Put, $C_{0} (\mathbb R)=\{f:\mathbb R \to \mathbb C: f \text { is continuous on} \ \mathbb R \ \text {and } \lim_{|x|\to \pm \infty}f(x)=0 \}$(= Continuous functions on $\mathbb R$ vanishing at $\infty$)
Let $f\in C_{0} (\mathbb R)$ such that $\int_{\mathbb R} |f(x)| dx < \infty $.
My Question: Can we expect $\sum_{n\in \mathbb Z} |f(n)| < \infty$; Or, we get a counter example, that is, $\sum_{n\in \mathbb Z} |f(n)| = \infty $ ?

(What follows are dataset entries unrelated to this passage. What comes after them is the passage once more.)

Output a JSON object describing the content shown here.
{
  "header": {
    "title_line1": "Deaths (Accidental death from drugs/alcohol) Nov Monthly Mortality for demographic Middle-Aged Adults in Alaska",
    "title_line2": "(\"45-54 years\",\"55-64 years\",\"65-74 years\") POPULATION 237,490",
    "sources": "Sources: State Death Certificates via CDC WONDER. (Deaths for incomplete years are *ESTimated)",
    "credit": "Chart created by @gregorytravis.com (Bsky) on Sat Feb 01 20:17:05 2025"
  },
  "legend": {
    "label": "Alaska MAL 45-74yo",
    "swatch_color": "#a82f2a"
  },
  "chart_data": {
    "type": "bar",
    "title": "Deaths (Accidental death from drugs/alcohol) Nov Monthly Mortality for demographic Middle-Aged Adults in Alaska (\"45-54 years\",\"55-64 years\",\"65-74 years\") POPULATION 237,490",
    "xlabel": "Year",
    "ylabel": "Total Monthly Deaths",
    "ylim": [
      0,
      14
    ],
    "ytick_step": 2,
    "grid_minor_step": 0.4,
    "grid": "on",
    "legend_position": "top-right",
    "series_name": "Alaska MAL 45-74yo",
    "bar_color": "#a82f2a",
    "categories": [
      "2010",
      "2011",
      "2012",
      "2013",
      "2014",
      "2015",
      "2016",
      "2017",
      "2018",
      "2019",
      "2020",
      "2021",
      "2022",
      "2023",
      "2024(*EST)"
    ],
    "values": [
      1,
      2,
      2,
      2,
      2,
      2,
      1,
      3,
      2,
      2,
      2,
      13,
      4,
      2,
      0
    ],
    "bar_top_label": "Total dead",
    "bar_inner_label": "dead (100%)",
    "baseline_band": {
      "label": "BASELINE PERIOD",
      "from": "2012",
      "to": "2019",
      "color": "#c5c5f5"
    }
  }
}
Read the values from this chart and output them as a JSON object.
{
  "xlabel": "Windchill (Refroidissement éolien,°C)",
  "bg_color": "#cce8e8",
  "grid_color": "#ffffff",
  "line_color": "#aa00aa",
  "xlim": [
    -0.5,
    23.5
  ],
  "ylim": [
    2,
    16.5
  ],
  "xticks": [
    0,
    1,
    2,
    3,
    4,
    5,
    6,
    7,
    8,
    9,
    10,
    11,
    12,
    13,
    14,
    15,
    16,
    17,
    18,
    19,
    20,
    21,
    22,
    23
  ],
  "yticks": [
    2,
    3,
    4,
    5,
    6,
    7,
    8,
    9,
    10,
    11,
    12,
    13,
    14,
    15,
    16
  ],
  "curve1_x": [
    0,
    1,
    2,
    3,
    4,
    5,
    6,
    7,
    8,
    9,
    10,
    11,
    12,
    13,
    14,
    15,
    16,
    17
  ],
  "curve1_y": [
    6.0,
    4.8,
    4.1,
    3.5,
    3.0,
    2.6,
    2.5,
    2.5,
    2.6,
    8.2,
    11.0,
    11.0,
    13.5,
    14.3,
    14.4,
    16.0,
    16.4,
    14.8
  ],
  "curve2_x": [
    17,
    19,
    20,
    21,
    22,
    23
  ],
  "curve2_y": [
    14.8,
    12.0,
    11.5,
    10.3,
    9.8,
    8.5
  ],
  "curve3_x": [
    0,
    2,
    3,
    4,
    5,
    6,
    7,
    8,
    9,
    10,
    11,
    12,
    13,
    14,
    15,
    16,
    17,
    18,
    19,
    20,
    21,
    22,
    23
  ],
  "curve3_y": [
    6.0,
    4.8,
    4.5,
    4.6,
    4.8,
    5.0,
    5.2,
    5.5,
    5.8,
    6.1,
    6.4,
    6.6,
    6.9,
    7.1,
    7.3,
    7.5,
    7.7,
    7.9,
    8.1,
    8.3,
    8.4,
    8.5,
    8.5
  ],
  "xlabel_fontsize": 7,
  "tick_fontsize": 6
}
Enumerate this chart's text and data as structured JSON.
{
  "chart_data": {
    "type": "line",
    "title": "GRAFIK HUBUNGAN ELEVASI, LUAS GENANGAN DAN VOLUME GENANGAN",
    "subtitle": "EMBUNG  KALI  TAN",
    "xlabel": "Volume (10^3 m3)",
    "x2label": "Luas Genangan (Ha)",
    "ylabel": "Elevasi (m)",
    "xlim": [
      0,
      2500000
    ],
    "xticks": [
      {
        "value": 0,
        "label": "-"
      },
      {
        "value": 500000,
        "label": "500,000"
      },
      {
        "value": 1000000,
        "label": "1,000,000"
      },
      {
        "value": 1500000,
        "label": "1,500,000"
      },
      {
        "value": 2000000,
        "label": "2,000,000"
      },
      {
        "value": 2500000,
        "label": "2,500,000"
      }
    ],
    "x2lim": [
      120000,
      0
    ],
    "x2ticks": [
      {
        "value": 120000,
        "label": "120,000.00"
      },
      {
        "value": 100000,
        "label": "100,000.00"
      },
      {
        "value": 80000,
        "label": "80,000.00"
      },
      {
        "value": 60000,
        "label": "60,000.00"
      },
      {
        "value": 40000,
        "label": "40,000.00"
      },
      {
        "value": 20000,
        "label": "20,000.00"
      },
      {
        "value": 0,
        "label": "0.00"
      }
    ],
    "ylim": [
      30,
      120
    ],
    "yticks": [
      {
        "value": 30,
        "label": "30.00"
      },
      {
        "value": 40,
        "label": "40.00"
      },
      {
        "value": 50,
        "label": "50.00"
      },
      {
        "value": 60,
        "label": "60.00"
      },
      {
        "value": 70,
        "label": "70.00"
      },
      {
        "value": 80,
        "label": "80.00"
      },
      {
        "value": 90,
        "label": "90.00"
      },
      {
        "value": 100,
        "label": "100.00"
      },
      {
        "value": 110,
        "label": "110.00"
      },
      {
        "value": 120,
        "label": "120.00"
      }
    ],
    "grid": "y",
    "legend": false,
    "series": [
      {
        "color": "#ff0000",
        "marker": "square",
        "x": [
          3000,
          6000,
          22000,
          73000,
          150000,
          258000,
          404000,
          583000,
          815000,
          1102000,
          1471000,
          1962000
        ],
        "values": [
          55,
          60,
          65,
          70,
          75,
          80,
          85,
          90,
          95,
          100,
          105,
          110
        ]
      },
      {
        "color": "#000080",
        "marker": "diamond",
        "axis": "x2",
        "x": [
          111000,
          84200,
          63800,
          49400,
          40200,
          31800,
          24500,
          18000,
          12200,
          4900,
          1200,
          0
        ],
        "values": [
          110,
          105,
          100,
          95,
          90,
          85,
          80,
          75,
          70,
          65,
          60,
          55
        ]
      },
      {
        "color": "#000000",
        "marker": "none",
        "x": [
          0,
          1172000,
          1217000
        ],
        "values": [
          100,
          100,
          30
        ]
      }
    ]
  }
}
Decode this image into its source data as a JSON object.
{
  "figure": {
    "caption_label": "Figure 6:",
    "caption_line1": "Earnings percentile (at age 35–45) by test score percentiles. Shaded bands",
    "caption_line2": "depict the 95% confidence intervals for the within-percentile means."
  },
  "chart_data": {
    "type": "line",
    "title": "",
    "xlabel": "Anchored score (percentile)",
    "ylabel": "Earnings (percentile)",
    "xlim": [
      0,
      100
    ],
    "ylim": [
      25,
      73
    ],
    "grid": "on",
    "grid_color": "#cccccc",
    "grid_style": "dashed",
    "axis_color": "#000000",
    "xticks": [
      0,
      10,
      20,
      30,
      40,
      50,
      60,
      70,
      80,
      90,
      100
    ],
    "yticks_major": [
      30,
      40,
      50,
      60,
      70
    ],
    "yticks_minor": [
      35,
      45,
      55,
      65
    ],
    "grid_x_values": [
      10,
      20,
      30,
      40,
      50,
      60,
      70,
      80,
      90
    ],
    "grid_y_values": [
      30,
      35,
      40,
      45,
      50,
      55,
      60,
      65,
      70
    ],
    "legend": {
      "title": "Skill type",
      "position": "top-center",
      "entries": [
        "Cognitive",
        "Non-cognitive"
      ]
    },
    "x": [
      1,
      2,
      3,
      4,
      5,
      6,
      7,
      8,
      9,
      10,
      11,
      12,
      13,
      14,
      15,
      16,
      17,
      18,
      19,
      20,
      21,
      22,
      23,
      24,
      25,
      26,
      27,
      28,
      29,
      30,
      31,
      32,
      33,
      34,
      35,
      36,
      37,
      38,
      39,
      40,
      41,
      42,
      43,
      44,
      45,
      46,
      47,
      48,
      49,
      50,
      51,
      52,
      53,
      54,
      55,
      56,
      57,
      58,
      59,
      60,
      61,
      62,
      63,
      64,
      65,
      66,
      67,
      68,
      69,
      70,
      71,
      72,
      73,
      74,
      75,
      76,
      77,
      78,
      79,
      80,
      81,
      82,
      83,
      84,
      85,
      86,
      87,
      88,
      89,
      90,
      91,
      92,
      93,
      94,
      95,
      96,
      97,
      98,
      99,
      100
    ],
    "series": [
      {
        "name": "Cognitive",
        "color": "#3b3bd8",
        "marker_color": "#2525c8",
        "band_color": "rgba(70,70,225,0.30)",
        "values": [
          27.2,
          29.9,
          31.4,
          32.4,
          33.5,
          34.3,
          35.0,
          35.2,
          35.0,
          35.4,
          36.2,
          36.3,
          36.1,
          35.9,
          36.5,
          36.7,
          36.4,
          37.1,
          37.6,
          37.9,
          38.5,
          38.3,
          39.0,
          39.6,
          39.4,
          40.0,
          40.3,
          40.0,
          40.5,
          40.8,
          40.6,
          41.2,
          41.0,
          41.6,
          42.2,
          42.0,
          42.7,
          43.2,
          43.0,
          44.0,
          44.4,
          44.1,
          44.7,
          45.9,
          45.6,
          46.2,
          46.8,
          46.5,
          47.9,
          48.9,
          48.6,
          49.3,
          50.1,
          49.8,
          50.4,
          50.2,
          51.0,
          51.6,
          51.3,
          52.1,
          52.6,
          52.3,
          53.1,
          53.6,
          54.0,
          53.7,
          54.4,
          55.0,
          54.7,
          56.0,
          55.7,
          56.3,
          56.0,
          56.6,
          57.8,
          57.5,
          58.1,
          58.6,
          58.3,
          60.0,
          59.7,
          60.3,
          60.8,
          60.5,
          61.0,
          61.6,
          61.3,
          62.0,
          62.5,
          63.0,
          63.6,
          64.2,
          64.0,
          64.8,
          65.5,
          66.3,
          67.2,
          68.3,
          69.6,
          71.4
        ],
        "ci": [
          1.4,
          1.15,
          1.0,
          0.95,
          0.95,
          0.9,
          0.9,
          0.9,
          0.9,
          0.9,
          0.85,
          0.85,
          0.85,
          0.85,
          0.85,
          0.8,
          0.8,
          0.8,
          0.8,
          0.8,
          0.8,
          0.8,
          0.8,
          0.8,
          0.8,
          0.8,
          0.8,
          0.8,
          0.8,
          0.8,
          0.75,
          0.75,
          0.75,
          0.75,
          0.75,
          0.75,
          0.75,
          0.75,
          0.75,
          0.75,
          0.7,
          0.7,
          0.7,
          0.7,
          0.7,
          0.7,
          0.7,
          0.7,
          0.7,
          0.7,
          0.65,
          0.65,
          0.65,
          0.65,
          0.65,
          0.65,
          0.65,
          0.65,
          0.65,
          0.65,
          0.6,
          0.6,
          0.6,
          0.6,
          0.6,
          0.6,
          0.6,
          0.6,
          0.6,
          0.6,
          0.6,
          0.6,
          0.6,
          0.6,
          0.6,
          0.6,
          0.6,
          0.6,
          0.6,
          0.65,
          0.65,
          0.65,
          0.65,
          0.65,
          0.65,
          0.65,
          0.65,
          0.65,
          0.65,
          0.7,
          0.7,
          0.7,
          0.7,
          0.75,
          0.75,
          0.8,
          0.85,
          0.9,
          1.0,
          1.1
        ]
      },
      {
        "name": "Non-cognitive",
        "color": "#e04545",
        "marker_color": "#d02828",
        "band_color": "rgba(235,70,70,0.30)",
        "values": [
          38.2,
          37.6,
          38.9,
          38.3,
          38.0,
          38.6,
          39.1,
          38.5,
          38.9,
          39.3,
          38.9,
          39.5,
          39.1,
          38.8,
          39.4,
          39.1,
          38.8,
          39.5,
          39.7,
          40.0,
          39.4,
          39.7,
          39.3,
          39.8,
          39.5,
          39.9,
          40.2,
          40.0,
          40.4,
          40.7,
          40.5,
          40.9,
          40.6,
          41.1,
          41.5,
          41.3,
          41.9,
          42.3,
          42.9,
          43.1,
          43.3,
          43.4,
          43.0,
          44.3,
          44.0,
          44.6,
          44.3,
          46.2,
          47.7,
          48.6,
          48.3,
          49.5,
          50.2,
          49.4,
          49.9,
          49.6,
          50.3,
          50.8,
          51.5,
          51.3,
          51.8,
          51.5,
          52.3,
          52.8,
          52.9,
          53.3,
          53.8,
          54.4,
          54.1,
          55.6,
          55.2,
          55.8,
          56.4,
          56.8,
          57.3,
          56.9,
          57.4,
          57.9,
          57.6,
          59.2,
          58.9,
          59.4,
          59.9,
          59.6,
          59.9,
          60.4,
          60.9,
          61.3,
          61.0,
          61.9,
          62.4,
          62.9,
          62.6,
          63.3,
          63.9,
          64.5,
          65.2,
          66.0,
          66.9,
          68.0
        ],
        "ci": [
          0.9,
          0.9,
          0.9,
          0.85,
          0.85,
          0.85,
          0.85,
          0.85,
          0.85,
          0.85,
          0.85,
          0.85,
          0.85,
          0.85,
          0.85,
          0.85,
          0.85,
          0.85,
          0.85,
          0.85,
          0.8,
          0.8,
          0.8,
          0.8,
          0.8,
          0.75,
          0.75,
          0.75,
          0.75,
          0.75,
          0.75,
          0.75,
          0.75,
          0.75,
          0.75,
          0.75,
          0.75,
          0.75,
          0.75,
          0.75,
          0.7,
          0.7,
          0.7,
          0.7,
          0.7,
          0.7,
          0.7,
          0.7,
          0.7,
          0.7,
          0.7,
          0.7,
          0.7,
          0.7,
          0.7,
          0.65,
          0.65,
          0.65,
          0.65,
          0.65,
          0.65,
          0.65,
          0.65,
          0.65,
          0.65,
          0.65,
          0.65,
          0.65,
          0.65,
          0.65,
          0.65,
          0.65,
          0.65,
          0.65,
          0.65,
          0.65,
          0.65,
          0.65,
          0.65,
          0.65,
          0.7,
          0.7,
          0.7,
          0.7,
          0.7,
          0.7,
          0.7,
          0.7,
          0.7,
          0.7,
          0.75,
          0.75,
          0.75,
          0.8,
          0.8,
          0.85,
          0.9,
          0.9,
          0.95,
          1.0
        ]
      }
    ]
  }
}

Define $f$ to be $0$ everywhere except on intervals of the form $[n-1/n, n+1/n]$, $n$ an integer greater than $1$. On an interval $[n-1/n , n+1/n ]$ of this form, let $f$ be non-negative, continuous, and piecewise linear with maximum value $1/n$ at the midpoint of the interval and value $0$ at the endpoints.
Then $\int |f|\le\sum\limits_{n=1}^\infty 2/n^2<\infty$ and $\sum\limits_{n=1}^\infty|f(n)|=\sum\limits_{n=2}^\infty 1/n=\infty$.